3.5.25 — Live Evil
Ever wonder why pianos are black? Oh, sure, they come in white for the cheesiest of stars and Vegas acts, the kind that stop just short of dancing on the keyboard, but still with a touch of class. Julius Eastman was both cheesy and classy enough in his day to title a composition Evil Nigger, neither reigning in hell nor serving in heaven. He was, though, a serious avant-garde musician, and don’t you forget it.
Glenn Ligon, for one, remembers, and he builds an exhibition around that composition along with baby grand pianos and his own celebrated paintings, as the very image of blackness. If piano keys are mostly white, you will understand, at David Zwirner/52 Walker through March 22.
If you cannot decipher that image or pierce the silence, fine. These artists dare you to listen up. Both, too, know their way around jazz, where Miles Davis had his Live Evil. Ligon places a neon sculpture at the very center of the installation, with the opening syllable of Toni Morrison’s Jazz repeated and scrambled. Sth already sounds like a whisper akin to silence. But then his art often bears the marks of its own defacement or, deconstruction might add, erasure. The French for “under erasure” in Jacques Derrida is in fact sous rature, or scratched out.
Eastman’s composition sounds jazzy enough, too, when you can hear it. Just past the sculpture stand four pianos, with no performer in sight. Three, though, are Yamaha player pianos that kick in once a hour. It is worth the wait. Can music be at once lilting and brooding? His layered riffs on a single note sure is, and maybe a black artist has to be. As for the fourth piano, it is an antique for that touch of class.

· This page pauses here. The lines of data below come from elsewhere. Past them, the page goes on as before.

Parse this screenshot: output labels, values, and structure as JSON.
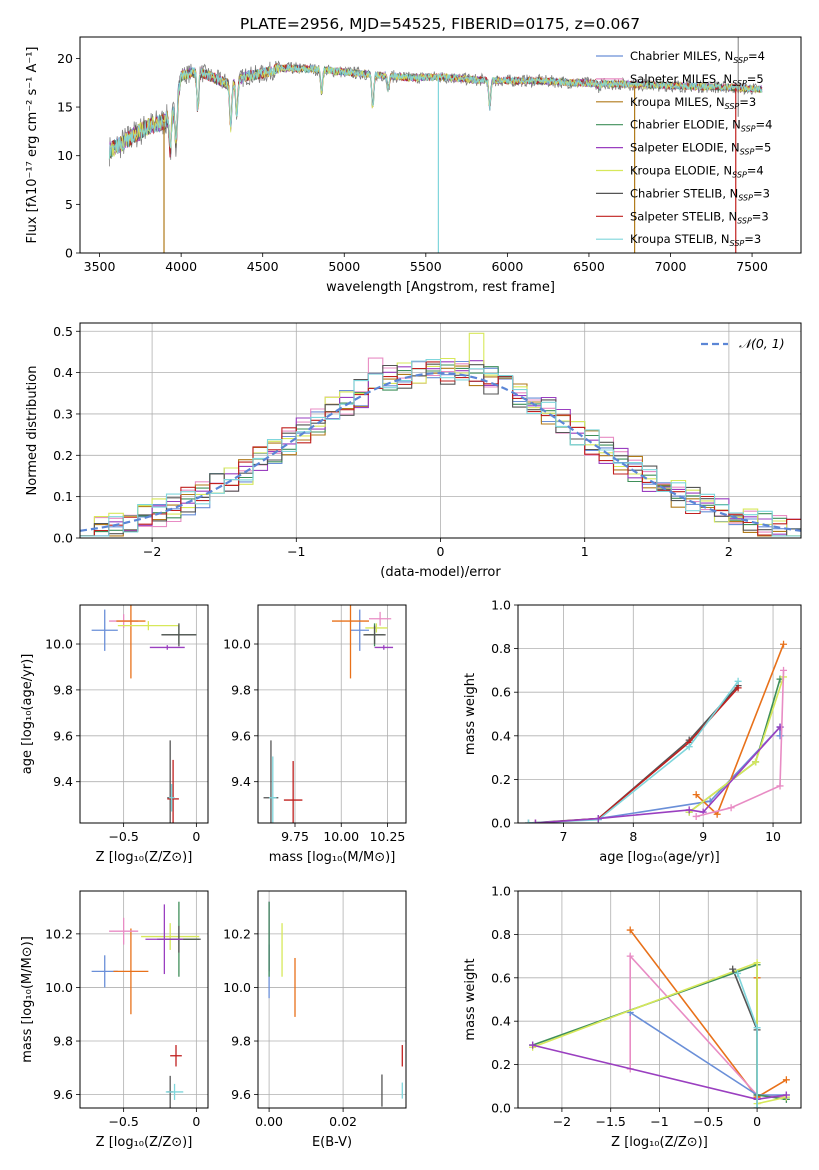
{
  "figure_title": "PLATE=2956, MJD=54525, FIBERID=0175, z=0.067",
  "colors": {
    "Chabrier MILES": "#6a8fd8",
    "Salpeter MILES": "#e88cc4",
    "Kroupa MILES": "#b07a1a",
    "Chabrier ELODIE": "#3f8f5a",
    "Salpeter ELODIE": "#9a3fc0",
    "Kroupa ELODIE": "#d7e85a",
    "Chabrier STELIB": "#555555",
    "Salpeter STELIB": "#c0201f",
    "Kroupa STELIB": "#7fd6dc",
    "orange": "#e8711a",
    "data": "#7f7f7f"
  },
  "chart_data": [
    {
      "id": "spectrum",
      "type": "line",
      "xlabel": "wavelength [Angstrom, rest frame]",
      "ylabel": "Flux [fλ10⁻¹⁷ erg cm⁻² s⁻¹ A⁻¹]",
      "xlim": [
        3380,
        7800
      ],
      "ylim": [
        0,
        22.2
      ],
      "xticks": [
        3500,
        4000,
        4500,
        5000,
        5500,
        6000,
        6500,
        7000,
        7500
      ],
      "yticks": [
        0,
        5,
        10,
        15,
        20
      ],
      "legend_position": "top-right",
      "legend": [
        {
          "name": "Chabrier MILES, N",
          "sub": "SSP",
          "tail": "=4"
        },
        {
          "name": "Salpeter MILES, N",
          "sub": "SSP",
          "tail": "=5"
        },
        {
          "name": "Kroupa MILES, N",
          "sub": "SSP",
          "tail": "=3"
        },
        {
          "name": "Chabrier ELODIE, N",
          "sub": "SSP",
          "tail": "=4"
        },
        {
          "name": "Salpeter ELODIE, N",
          "sub": "SSP",
          "tail": "=5"
        },
        {
          "name": "Kroupa ELODIE, N",
          "sub": "SSP",
          "tail": "=4"
        },
        {
          "name": "Chabrier STELIB, N",
          "sub": "SSP",
          "tail": "=3"
        },
        {
          "name": "Salpeter STELIB, N",
          "sub": "SSP",
          "tail": "=3"
        },
        {
          "name": "Kroupa STELIB, N",
          "sub": "SSP",
          "tail": "=3"
        }
      ],
      "continuum": {
        "x": [
          3560,
          3640,
          3700,
          3800,
          3900,
          3960,
          4000,
          4100,
          4200,
          4300,
          4400,
          4500,
          4600,
          4800,
          5000,
          5200,
          5400,
          5600,
          5800,
          6000,
          6200,
          6400,
          6600,
          6800,
          7000,
          7200,
          7400,
          7550
        ],
        "y": [
          10.5,
          11.3,
          12,
          13,
          13.5,
          14.5,
          18.2,
          18.7,
          18,
          17.3,
          18.2,
          18.4,
          19.0,
          18.9,
          18.6,
          18.3,
          18.0,
          18.1,
          17.8,
          17.7,
          17.7,
          17.5,
          17.4,
          17.3,
          17.2,
          17.1,
          17.0,
          16.8
        ]
      },
      "absorption_lines": [
        {
          "x": 3934,
          "y": 10.5
        },
        {
          "x": 3969,
          "y": 11.5
        },
        {
          "x": 4102,
          "y": 14.8
        },
        {
          "x": 4304,
          "y": 12.8
        },
        {
          "x": 4341,
          "y": 14.2
        },
        {
          "x": 4861,
          "y": 16.5
        },
        {
          "x": 5175,
          "y": 14.8
        },
        {
          "x": 5270,
          "y": 16.8
        },
        {
          "x": 5892,
          "y": 14.9
        },
        {
          "x": 6563,
          "y": 17.0
        }
      ],
      "spikes": [
        {
          "x": 3895,
          "y": 0,
          "color": "#b07a1a"
        },
        {
          "x": 5577,
          "y": 0,
          "color": "#7fd6dc"
        },
        {
          "x": 6780,
          "y": 0,
          "color": "#b07a1a"
        },
        {
          "x": 7400,
          "y": 0,
          "color": "#c0201f"
        }
      ]
    },
    {
      "id": "residuals",
      "type": "step",
      "xlabel": "(data-model)/error",
      "ylabel": "Normed distribution",
      "xlim": [
        -2.5,
        2.5
      ],
      "ylim": [
        0,
        0.52
      ],
      "xticks": [
        -2,
        -1,
        0,
        1,
        2
      ],
      "yticks": [
        0.0,
        0.1,
        0.2,
        0.3,
        0.4,
        0.5
      ],
      "normal_curve_label": "𝒩(0, 1)",
      "legend_position": "top-right",
      "bin_width": 0.1
    },
    {
      "id": "age_vs_Z",
      "type": "errorbar",
      "xlabel": "Z [log₁₀(Z/Z⊙)]",
      "ylabel": "age  [log₁₀(age/yr)]",
      "xlim": [
        -0.8,
        0.08
      ],
      "ylim": [
        9.22,
        10.17
      ],
      "xticks": [
        -0.5,
        0.0
      ],
      "yticks": [
        9.4,
        9.6,
        9.8,
        10.0
      ],
      "points": [
        {
          "color": "#6a8fd8",
          "x": -0.63,
          "y": 10.06,
          "xerr": 0.09,
          "yerr": 0.09
        },
        {
          "color": "#e88cc4",
          "x": -0.5,
          "y": 10.1,
          "xerr": 0.1,
          "yerr": 0.03
        },
        {
          "color": "#e8711a",
          "x": -0.45,
          "y": 10.1,
          "xerr": 0.1,
          "yerr": 0.25
        },
        {
          "color": "#d7e85a",
          "x": -0.33,
          "y": 10.08,
          "xerr": 0.21,
          "yerr": 0.02
        },
        {
          "color": "#3f8f5a",
          "x": -0.12,
          "y": 10.04,
          "xerr": 0.12,
          "yerr": 0.04
        },
        {
          "color": "#555555",
          "x": -0.12,
          "y": 10.04,
          "xerr": 0.12,
          "yerr": 0.05
        },
        {
          "color": "#9a3fc0",
          "x": -0.2,
          "y": 9.985,
          "xerr": 0.12,
          "yerr": 0.01
        },
        {
          "color": "#555555",
          "x": -0.18,
          "y": 9.33,
          "xerr": 0.02,
          "yerr": 0.25
        },
        {
          "color": "#c0201f",
          "x": -0.16,
          "y": 9.325,
          "xerr": 0.04,
          "yerr": 0.17
        },
        {
          "color": "#7fd6dc",
          "x": -0.17,
          "y": 9.33,
          "xerr": 0.02,
          "yerr": 0.06
        }
      ]
    },
    {
      "id": "age_vs_mass",
      "type": "errorbar",
      "xlabel": "mass [log₁₀(M/M⊙)]",
      "xlim": [
        9.55,
        10.35
      ],
      "ylim": [
        9.22,
        10.17
      ],
      "xticks": [
        9.75,
        10.0,
        10.25
      ],
      "xticklabels": [
        "9.75",
        "10.00",
        "10.25"
      ],
      "yticks": [
        9.4,
        9.6,
        9.8,
        10.0
      ],
      "points": [
        {
          "color": "#6a8fd8",
          "x": 10.1,
          "y": 10.06,
          "xerr": 0.05,
          "yerr": 0.09
        },
        {
          "color": "#e8711a",
          "x": 10.05,
          "y": 10.1,
          "xerr": 0.1,
          "yerr": 0.25
        },
        {
          "color": "#e88cc4",
          "x": 10.21,
          "y": 10.11,
          "xerr": 0.06,
          "yerr": 0.03
        },
        {
          "color": "#d7e85a",
          "x": 10.19,
          "y": 10.07,
          "xerr": 0.06,
          "yerr": 0.02
        },
        {
          "color": "#3f8f5a",
          "x": 10.18,
          "y": 10.04,
          "xerr": 0.05,
          "yerr": 0.05
        },
        {
          "color": "#555555",
          "x": 10.18,
          "y": 10.04,
          "xerr": 0.06,
          "yerr": 0.04
        },
        {
          "color": "#9a3fc0",
          "x": 10.23,
          "y": 9.985,
          "xerr": 0.05,
          "yerr": 0.01
        },
        {
          "color": "#555555",
          "x": 9.62,
          "y": 9.33,
          "xerr": 0.04,
          "yerr": 0.25
        },
        {
          "color": "#7fd6dc",
          "x": 9.63,
          "y": 9.33,
          "xerr": 0.02,
          "yerr": 0.18
        },
        {
          "color": "#c0201f",
          "x": 9.74,
          "y": 9.32,
          "xerr": 0.05,
          "yerr": 0.17
        }
      ]
    },
    {
      "id": "weight_vs_age",
      "type": "line",
      "xlabel": "age  [log₁₀(age/yr)]",
      "ylabel": "mass weight",
      "xlim": [
        6.35,
        10.4
      ],
      "ylim": [
        0,
        1.0
      ],
      "xticks": [
        7,
        8,
        9,
        10
      ],
      "yticks": [
        0.0,
        0.2,
        0.4,
        0.6,
        0.8,
        1.0
      ],
      "series": [
        {
          "color": "#555555",
          "x": [
            6.5,
            7.5,
            8.8,
            9.5
          ],
          "y": [
            0.0,
            0.02,
            0.38,
            0.63
          ]
        },
        {
          "color": "#c0201f",
          "x": [
            6.6,
            7.5,
            8.8,
            9.5
          ],
          "y": [
            0.0,
            0.02,
            0.37,
            0.62
          ]
        },
        {
          "color": "#7fd6dc",
          "x": [
            6.5,
            7.5,
            8.8,
            9.5
          ],
          "y": [
            0.0,
            0.015,
            0.35,
            0.65
          ]
        },
        {
          "color": "#6a8fd8",
          "x": [
            7.5,
            9.1,
            10.1
          ],
          "y": [
            0.02,
            0.1,
            0.44
          ]
        },
        {
          "color": "#6a8fd8",
          "x": [
            10.1,
            10.1
          ],
          "y": [
            0.44,
            0.4
          ]
        },
        {
          "color": "#e8711a",
          "x": [
            8.9,
            9.2,
            10.15
          ],
          "y": [
            0.13,
            0.04,
            0.82
          ]
        },
        {
          "color": "#3f8f5a",
          "x": [
            8.8,
            9.75,
            10.1
          ],
          "y": [
            0.05,
            0.28,
            0.66
          ]
        },
        {
          "color": "#d7e85a",
          "x": [
            8.8,
            9.75,
            10.15
          ],
          "y": [
            0.05,
            0.28,
            0.67
          ]
        },
        {
          "color": "#9a3fc0",
          "x": [
            6.6,
            7.5,
            8.8,
            9.0,
            10.1
          ],
          "y": [
            0.0,
            0.02,
            0.06,
            0.05,
            0.44
          ]
        },
        {
          "color": "#e88cc4",
          "x": [
            8.9,
            9.4,
            10.1,
            10.15
          ],
          "y": [
            0.03,
            0.07,
            0.17,
            0.7
          ]
        }
      ]
    },
    {
      "id": "mass_vs_Z",
      "type": "errorbar",
      "xlabel": "Z [log₁₀(Z/Z⊙)]",
      "ylabel": "mass [log₁₀(M/M⊙)]",
      "xlim": [
        -0.8,
        0.08
      ],
      "ylim": [
        9.55,
        10.36
      ],
      "xticks": [
        -0.5,
        0.0
      ],
      "yticks": [
        9.6,
        9.8,
        10.0,
        10.2
      ],
      "points": [
        {
          "color": "#6a8fd8",
          "x": -0.63,
          "y": 10.06,
          "xerr": 0.09,
          "yerr": 0.06
        },
        {
          "color": "#e8711a",
          "x": -0.45,
          "y": 10.06,
          "xerr": 0.12,
          "yerr": 0.16
        },
        {
          "color": "#e88cc4",
          "x": -0.5,
          "y": 10.21,
          "xerr": 0.1,
          "yerr": 0.05
        },
        {
          "color": "#d7e85a",
          "x": -0.18,
          "y": 10.19,
          "xerr": 0.2,
          "yerr": 0.05
        },
        {
          "color": "#3f8f5a",
          "x": -0.12,
          "y": 10.18,
          "xerr": 0.14,
          "yerr": 0.14
        },
        {
          "color": "#555555",
          "x": -0.12,
          "y": 10.18,
          "xerr": 0.15,
          "yerr": 0.05
        },
        {
          "color": "#9a3fc0",
          "x": -0.22,
          "y": 10.18,
          "xerr": 0.13,
          "yerr": 0.13
        },
        {
          "color": "#c0201f",
          "x": -0.14,
          "y": 9.745,
          "xerr": 0.04,
          "yerr": 0.04
        },
        {
          "color": "#555555",
          "x": -0.18,
          "y": 9.61,
          "xerr": 0.02,
          "yerr": 0.06
        },
        {
          "color": "#7fd6dc",
          "x": -0.15,
          "y": 9.61,
          "xerr": 0.06,
          "yerr": 0.03
        }
      ]
    },
    {
      "id": "mass_vs_ebv",
      "type": "errorbar",
      "xlabel": "E(B-V)",
      "xlim": [
        -0.003,
        0.037
      ],
      "ylim": [
        9.55,
        10.36
      ],
      "xticks": [
        0.0,
        0.02
      ],
      "xticklabels": [
        "0.00",
        "0.02"
      ],
      "yticks": [
        9.6,
        9.8,
        10.0,
        10.2
      ],
      "points": [
        {
          "color": "#6a8fd8",
          "x": 0.0,
          "y": 10.06,
          "xerr": 0,
          "yerr": 0.1
        },
        {
          "color": "#9a3fc0",
          "x": 0.0,
          "y": 10.19,
          "xerr": 0,
          "yerr": 0.13
        },
        {
          "color": "#3f8f5a",
          "x": 0.0,
          "y": 10.18,
          "xerr": 0,
          "yerr": 0.14
        },
        {
          "color": "#d7e85a",
          "x": 0.0035,
          "y": 10.14,
          "xerr": 0,
          "yerr": 0.1
        },
        {
          "color": "#e8711a",
          "x": 0.007,
          "y": 10.0,
          "xerr": 0,
          "yerr": 0.11
        },
        {
          "color": "#555555",
          "x": 0.0305,
          "y": 9.615,
          "xerr": 0,
          "yerr": 0.06
        },
        {
          "color": "#c0201f",
          "x": 0.036,
          "y": 9.745,
          "xerr": 0,
          "yerr": 0.04
        },
        {
          "color": "#7fd6dc",
          "x": 0.036,
          "y": 9.615,
          "xerr": 0,
          "yerr": 0.03
        }
      ]
    },
    {
      "id": "weight_vs_Z",
      "type": "line",
      "xlabel": "Z [log₁₀(Z/Z⊙)]",
      "ylabel": "mass weight",
      "xlim": [
        -2.45,
        0.45
      ],
      "ylim": [
        0,
        1.0
      ],
      "xticks": [
        -2.0,
        -1.5,
        -1.0,
        -0.5,
        0.0
      ],
      "yticks": [
        0.0,
        0.2,
        0.4,
        0.6,
        0.8,
        1.0
      ],
      "series": [
        {
          "color": "#e8711a",
          "x": [
            -1.3,
            -0.0,
            0.3
          ],
          "y": [
            0.82,
            0.05,
            0.13
          ]
        },
        {
          "color": "#e8711a",
          "x": [
            0.0,
            0.0
          ],
          "y": [
            0.05,
            0.6
          ]
        },
        {
          "color": "#e88cc4",
          "x": [
            -1.3,
            -1.3,
            0.0
          ],
          "y": [
            0.18,
            0.7,
            0.06
          ]
        },
        {
          "color": "#e88cc4",
          "x": [
            0.0,
            0.3
          ],
          "y": [
            0.06,
            0.05
          ]
        },
        {
          "color": "#6a8fd8",
          "x": [
            -1.3,
            0.0,
            0.3
          ],
          "y": [
            0.44,
            0.06,
            0.06
          ]
        },
        {
          "color": "#3f8f5a",
          "x": [
            -2.3,
            0.0,
            0.0,
            0.3
          ],
          "y": [
            0.29,
            0.66,
            0.06,
            0.04
          ]
        },
        {
          "color": "#d7e85a",
          "x": [
            -2.3,
            0.0,
            0.0,
            0.3
          ],
          "y": [
            0.28,
            0.67,
            0.02,
            0.05
          ]
        },
        {
          "color": "#9a3fc0",
          "x": [
            -2.3,
            0.0,
            0.3
          ],
          "y": [
            0.29,
            0.04,
            0.06
          ]
        },
        {
          "color": "#555555",
          "x": [
            -0.25,
            0.0,
            0.0
          ],
          "y": [
            0.64,
            0.36,
            0.0
          ]
        },
        {
          "color": "#7fd6dc",
          "x": [
            -0.2,
            0.0,
            0.0
          ],
          "y": [
            0.62,
            0.37,
            0.0
          ]
        }
      ]
    }
  ]
}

The show also includes a print based a later composition, Thruway—where, you might say, the traffic barrels on through. Eastman’s rhythms guide a second neon as well, a wall sculpture, with the word speak blinking on and off in response. It appears a good dozen times within an oval, on top of the blinking, for repetition twice over. Ligon, now in his sixties, is a natural collaborator, who takes pride in his blackness but betrays uncertainty with each and every word. Ligon’s Whitney retrospective in 2011 seemed to grow out of a single text painting, Today I Am a Man. Rather than start over, allow me to refer you to my longer review then.
He was deceiving himself and no one. As an adult he was always a man, and white America could always deny it. He, in turn, could measure out the toll with repetition and erasure. A large text painting is pretty much illegible, and a still larger one approaches monochrome black. It effaces itself with coal dust, just as coal effaced working-class lives. The word America appears in large type upside-down, backward, and burnt.
Eastman, who died in 1990 at age fifty, gets a full wall for sketches and prints hung high and low. His words, too, could be confessional or a lie. If you cannot read them at that height and cannot make sense of what you can read, it happens. The score to Evil Nigger hangs by the front desk. It could serve as a score should, to lean on, or as just a teaser for his larger career as composer, pianist, vocalist, and conductor. Sth could also be the sound of words caught in his throat.
The gallery has featured blackness before in shows of Bob Thompson, Arthur Jafa, and Tiona Nekkia McClodden. Her title, “MASK / CONCEAL / CARRY,” could speak for them all. The space risks becoming making a ghetto for so prominent a Chelsea dealer, but I am not complaining. This is still Tribeca, and Ligon is exploring the limits of community and confrontation. He is also finding himself newly at home in collaboration. This is not one but two evil niggers.